Yeliz Okur: Sürekli Türk kanalları izliyoruz ve ben bu yüzden İngilizce öğrenemiyorum galiba. Pazar günleri de sabahtan gece yatana kadar futbol seyrediyoruz.
- Ne olacak Galatasaray- Fenerbahçe maçının sonucu peki?
Yeliz Okur: Ben fanatik Galatasaraylıyım, Mehmet fanatik Fenerbahçeli. İyi olan kazansın diyelim bari.
- Maça gidecek misiniz?
Yeliz Okur: Atmosfer gergin olur. Bu arada İzmir’deki aileme gidebiliriz.
- Aranızdaki en büyük çatışma nedir?
Yeliz Okur: Karakter çatışması diyebilirim. Mehmet İkizler, ben Teraziyim.

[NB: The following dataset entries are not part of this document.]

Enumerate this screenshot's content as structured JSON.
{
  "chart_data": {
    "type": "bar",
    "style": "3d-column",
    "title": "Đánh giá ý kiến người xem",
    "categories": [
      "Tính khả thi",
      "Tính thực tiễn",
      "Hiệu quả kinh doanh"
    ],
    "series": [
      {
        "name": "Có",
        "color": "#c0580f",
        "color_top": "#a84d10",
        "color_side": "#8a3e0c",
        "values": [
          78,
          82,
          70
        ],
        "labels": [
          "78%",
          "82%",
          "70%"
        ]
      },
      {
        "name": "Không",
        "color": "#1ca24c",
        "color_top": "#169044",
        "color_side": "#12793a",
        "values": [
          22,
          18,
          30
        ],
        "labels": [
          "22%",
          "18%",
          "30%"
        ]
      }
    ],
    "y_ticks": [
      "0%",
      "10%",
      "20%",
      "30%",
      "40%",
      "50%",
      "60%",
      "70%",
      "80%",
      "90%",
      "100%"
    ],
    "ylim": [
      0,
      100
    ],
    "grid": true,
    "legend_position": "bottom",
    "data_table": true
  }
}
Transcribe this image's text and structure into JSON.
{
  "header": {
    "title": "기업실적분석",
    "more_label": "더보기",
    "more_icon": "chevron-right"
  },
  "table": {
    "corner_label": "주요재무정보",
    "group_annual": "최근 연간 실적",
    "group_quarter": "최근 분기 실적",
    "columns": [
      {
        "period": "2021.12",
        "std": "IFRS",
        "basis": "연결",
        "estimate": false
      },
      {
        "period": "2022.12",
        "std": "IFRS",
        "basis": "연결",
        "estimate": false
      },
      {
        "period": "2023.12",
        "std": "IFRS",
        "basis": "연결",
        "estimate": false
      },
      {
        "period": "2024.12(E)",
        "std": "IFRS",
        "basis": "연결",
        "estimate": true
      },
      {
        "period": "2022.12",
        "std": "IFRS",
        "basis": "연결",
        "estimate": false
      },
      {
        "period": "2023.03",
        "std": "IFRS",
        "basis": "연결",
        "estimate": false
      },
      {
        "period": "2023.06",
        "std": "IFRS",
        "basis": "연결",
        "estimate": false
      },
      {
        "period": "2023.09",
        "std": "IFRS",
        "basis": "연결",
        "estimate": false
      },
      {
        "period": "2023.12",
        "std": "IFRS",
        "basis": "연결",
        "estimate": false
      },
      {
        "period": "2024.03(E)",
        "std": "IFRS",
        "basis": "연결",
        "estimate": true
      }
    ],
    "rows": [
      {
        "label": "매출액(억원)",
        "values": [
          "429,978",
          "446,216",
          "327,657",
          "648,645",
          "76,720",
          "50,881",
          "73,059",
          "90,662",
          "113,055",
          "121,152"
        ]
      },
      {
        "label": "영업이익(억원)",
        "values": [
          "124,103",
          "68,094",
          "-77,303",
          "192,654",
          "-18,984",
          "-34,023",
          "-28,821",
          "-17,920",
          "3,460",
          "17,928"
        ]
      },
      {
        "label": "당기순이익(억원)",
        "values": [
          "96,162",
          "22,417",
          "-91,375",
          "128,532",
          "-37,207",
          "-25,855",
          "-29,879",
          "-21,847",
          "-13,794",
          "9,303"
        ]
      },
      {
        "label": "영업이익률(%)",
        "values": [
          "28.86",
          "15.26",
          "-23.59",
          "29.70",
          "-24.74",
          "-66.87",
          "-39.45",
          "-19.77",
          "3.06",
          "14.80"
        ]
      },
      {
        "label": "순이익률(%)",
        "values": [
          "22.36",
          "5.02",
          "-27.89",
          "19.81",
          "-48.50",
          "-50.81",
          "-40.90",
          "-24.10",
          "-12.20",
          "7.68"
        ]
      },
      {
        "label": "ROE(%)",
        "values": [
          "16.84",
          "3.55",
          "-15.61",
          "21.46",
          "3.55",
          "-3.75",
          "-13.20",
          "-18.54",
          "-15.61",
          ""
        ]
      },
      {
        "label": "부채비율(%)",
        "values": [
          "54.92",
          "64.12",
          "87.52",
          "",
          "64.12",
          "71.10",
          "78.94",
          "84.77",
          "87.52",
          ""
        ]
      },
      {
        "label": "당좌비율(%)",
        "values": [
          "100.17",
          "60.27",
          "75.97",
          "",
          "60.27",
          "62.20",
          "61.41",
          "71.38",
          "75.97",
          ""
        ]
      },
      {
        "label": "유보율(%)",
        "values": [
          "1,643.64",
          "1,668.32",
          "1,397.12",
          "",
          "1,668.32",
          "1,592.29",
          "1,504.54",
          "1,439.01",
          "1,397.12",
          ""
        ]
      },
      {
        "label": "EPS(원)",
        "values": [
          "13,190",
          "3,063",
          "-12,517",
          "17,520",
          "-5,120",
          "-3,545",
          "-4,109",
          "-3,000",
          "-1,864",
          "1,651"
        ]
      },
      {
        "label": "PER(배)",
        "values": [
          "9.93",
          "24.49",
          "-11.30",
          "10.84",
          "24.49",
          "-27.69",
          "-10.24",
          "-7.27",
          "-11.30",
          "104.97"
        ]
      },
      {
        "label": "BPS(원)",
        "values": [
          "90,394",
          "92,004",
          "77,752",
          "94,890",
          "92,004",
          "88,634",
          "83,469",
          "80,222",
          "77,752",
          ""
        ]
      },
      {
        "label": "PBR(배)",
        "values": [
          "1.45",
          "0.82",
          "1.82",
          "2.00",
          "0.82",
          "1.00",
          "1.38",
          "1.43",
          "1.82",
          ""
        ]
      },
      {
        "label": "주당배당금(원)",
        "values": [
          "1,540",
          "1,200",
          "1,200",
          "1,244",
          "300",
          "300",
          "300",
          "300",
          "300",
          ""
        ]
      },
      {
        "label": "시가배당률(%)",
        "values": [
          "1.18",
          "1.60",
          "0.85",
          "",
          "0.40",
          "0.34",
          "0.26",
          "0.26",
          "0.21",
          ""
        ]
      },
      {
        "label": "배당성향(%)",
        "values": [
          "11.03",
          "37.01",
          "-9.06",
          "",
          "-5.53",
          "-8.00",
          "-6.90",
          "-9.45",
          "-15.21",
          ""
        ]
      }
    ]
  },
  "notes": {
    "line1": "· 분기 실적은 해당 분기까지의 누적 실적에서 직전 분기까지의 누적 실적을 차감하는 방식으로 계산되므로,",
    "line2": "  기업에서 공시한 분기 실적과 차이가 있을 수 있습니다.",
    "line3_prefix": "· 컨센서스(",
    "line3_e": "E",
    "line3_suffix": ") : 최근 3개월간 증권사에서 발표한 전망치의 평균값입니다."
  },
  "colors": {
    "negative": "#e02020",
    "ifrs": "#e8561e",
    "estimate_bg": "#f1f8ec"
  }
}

Terazi dengesiz, ikizler çift karakterlidir...
Mehmet Okur: Bizim en büyük avantajımız ikimiz de alttan alabiliyoruz.
Mehmet basketbol okulu açacak- Amerika, yaşamınızda ne gibi farklılıklar yarattı?
Mehmet Okur: Türkiye’de basın çok yıpratıyor ilişkiyi. Mesela orada basın soyunma odasına giriyor, röportaj yapıyor ama özel hayat didik didik edilmiyor. Şimdi mesela Akmerkez’de kalıyoruz. Yeliz yokken aşağı, Akmerkez’e tek başıma indim diyelim, yan masada da kazayla birisi olsun. Kazayla beraber fotoğraflanalım; yandık!
Yeliz Okur: Sonra bir şey yokken arada tartışmalar başlayacak, iş büyüyecek, ilişki yıpranacak. Orası sakin, huzurlu, rahat... Ben İzmir’de de çok rahatım mesela. İzmir’de otobüs ulaşımını kullanırım.
- Çocuk ne zaman istiyorsunuz?
Yeliz Okur: 1-2 yıl sonra düşünüyoruz. Mehmet basketbol okulu açmak ve hem kendi çocuklarımız için, hem de başka çocuklar için öğretmenlik yapmak istiyor.